Years of suppressing every desire that didn’t fit inside the frame his father built had trained Charlie to treat his own ambitions as indulgences rather than necessities.
The fellowship wasn’t a prize. The fellowship gave him permission to become the person he already was.
“My father would lose his mind.”
“Your father loses his mind when you miss a phone call. The bar is already on the floor.”
A breath punched out of him, startled and rough. “Things aren’t that simple.”
“No.” She shifted closer. Her knee pressed against his thigh beneath the sheets.
“But the fellowship isn’t about your father.
The fellowship is about you and what you want to do with the rest of your life.
I watched you sit in that workshop for twelve weeks writing circles around every other person in the room, including me, and pretend the words didn’t matter. ”
His throat moved. The swallow was audible.
“You told me you trust me.” Her hand found his beneath the sheets and held on.
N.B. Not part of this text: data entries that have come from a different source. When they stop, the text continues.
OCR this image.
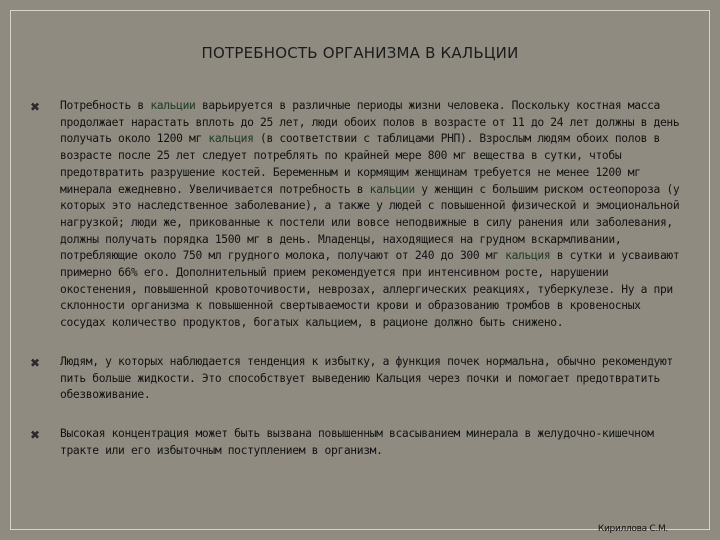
ПОТРЕБНОСТЬ ОРГАНИЗМА В КАЛЬЦИИ
✖	Потребность в кальции варьируется в различные периоды жизни человека. Поскольку костная масса продолжает нарастать вплоть до 25 лет, люди обоих полов в возрасте от 11 до 24 лет должны в день получать около 1200 мг кальция (в соответствии с таблицами РНП). Взрослым людям обоих полов в возрасте после 25 лет следует потреблять по крайней мере 800 мг вещества в сутки, чтобы предотвратить разрушение костей. Беременным и кормящим женщинам требуется не менее 1200 мг минерала ежедневно. Увеличивается потребность в кальции у женщин с большим риском остеопороза (у которых это наследственное заболевание), а также у людей с повышенной физической и эмоциональной нагрузкой; люди же, прикованные к постели или вовсе неподвижные в силу ранения или заболевания, должны получать порядка 1500 мг в день. Младенцы, находящиеся на грудном вскармливании, потребляющие около 750 мл грудного молока, получают от 240 до 300 мг кальция в сутки и усваивают примерно 66% его. Дополнительный прием рекомендуется при интенсивном росте, нарушении окостенения, повышенной кровоточивости, неврозах, аллергических реакциях, туберкулезе. Ну а при склонности организма к повышенной свертываемости крови и образованию тромбов в кровеносных сосудах количество продуктов, богатых кальцием, в рационе должно быть снижено.
✖	Людям, у которых наблюдается тенденция к избытку, а функция почек нормальна, обычно рекомендуют пить больше жидкости. Это способствует выведению Кальция через почки и помогает предотвратить обезвоживание.
✖	Высокая концентрация может быть вызвана повышенным всасыванием минерала в желудочно-кишечном тракте или его избыточным поступлением в организм.
Кириллова С.М.
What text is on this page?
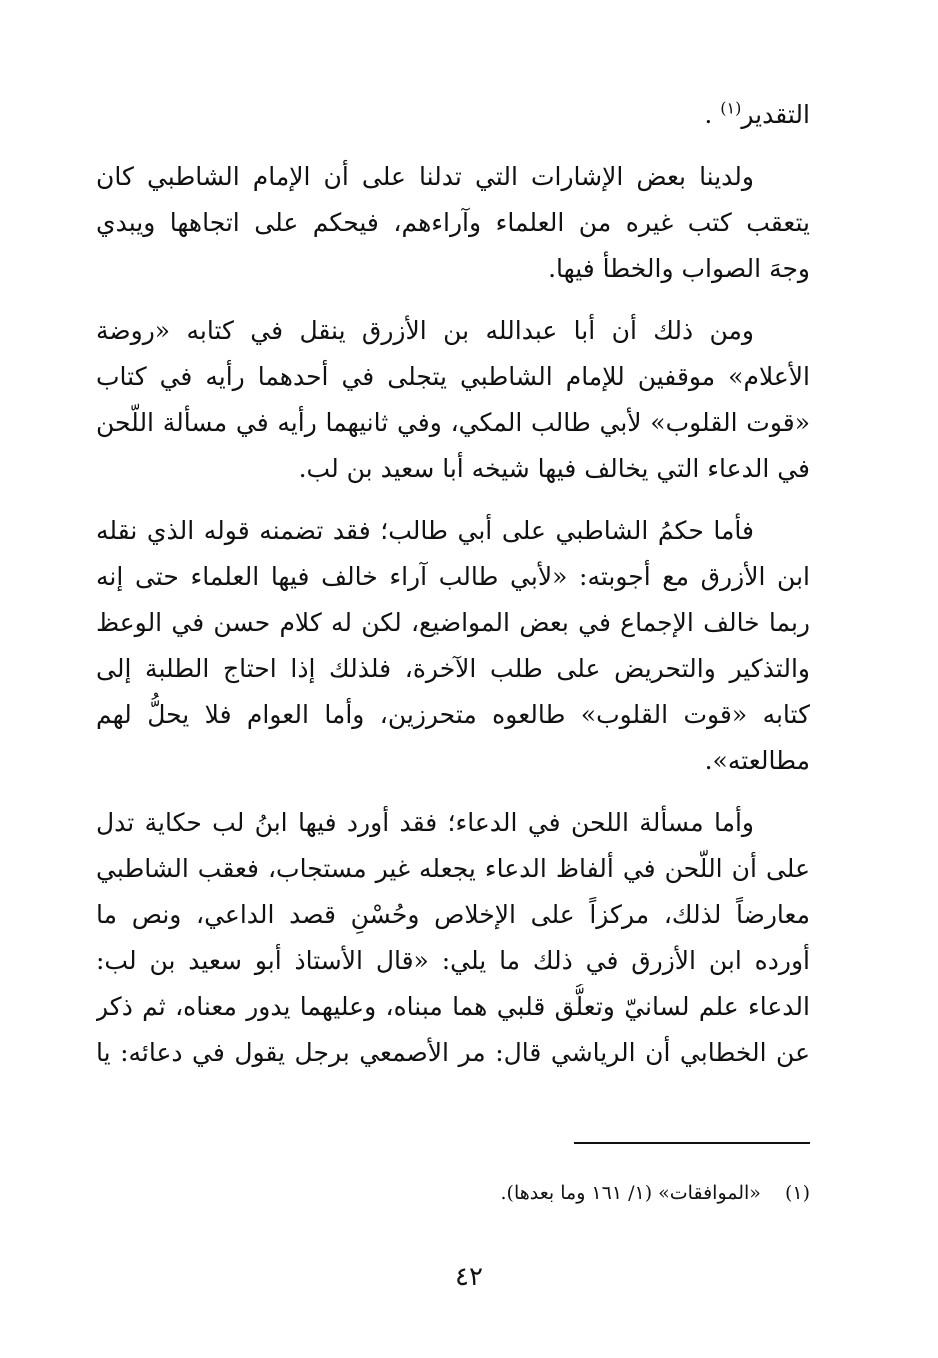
التقدير$^{(١)}$ .
ولدينا بعض الإشارات التي تدلنا على أن الإمام الشاطبي كان
يتعقب كتب غيره من العلماء وآراءهم، فيحكم على اتجاهها ويبدي
وجهَ الصواب والخطأ فيها.
ومن ذلك أن أبا عبدالله بن الأزرق ينقل في كتابه «روضة
الأعلام» موقفين للإمام الشاطبي يتجلى في أحدهما رأيه في كتاب
«قوت القلوب» لأبي طالب المكي، وفي ثانيهما رأيه في مسألة اللّحن
في الدعاء التي يخالف فيها شيخه أبا سعيد بن لب.
فأما حكمُ الشاطبي على أبي طالب؛ فقد تضمنه قوله الذي نقله
ابن الأزرق مع أجوبته: «لأبي طالب آراء خالف فيها العلماء حتى إنه
ربما خالف الإجماع في بعض المواضيع، لكن له كلام حسن في الوعظ
والتذكير والتحريض على طلب الآخرة، فلذلك إذا احتاج الطلبة إلى
كتابه «قوت القلوب» طالعوه متحرزين، وأما العوام فلا يحلُّ لهم
مطالعته».
وأما مسألة اللحن في الدعاء؛ فقد أورد فيها ابنُ لب حكاية تدل
على أن اللّحن في ألفاظ الدعاء يجعله غير مستجاب، فعقب الشاطبي
معارضاً لذلك، مركزاً على الإخلاص وحُسْنِ قصد الداعي، ونص ما
أورده ابن الأزرق في ذلك ما يلي: «قال الأستاذ أبو سعيد بن لب:
الدعاء علم لسانيّ وتعلُّق قلبي هما مبناه، وعليهما يدور معناه، ثم ذكر
عن الخطابي أن الرياشي قال: مر الأصمعي برجل يقول في دعائه: يا
(١)«الموافقات» (١/ ١٦١ وما بعدها).
٤٢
“So let me tell you what I see. I see a man who writes the most honest prose I have ever read and hides the pages on his phone behind a locked screen. I see someone whose voice deserves more than a notes app and a password. Submit the application. Take your own work seriously. Because you are the only person in that classroom who doesn’t. ”
The silence stretched. Morning light streamed across the bed. Charlie stared at the dead laptop between them, and the muscles in his face cycled through an argument she could trace but not hear: the brow creasing, the mouth thinning, the slow bob of his Adam’s apple.
“What if I submit,” he said, “and they reject me?”
“Then you submitted. Then you tried. Then you did the brave thing instead of the safe thing.”
His eyes found hers. The blue carried the same unguarded quality she had photographed during the portrait session, the mask peeled back far enough that she could see the shape of the man underneath.
A man who wrote about boys who chose football to keep their parents from fighting and who sat in workshops listening to strangers dissect his autobiography without flinching.
“Okay.”
One word. Quiet enough to miss if she hadn’t been listening.
Skylar pressed her forehead against his shoulder and let her eyes close. Beneath her skin, a tremor ran through him, brief and involuntary.
When she pulled back, Charlie picked up his phone again.
His thumb hovered over the laptop listings for a moment before he opened a new tab and typed “Lighthouse Fellowship application” into the search bar.
The cursor blinked on the screen, patient and waiting, and the morning light through the curtains caught the edge of his jaw, where the tension had finally, barely, begun to ease.
The dead laptop sat between them on the sheets. Soon there would be a new one, paid for with money she would return after Senior Night. The fellowship would take longer. The fellowship might change everything.
Skylar tucked her knees to her chest and let herself watch him read.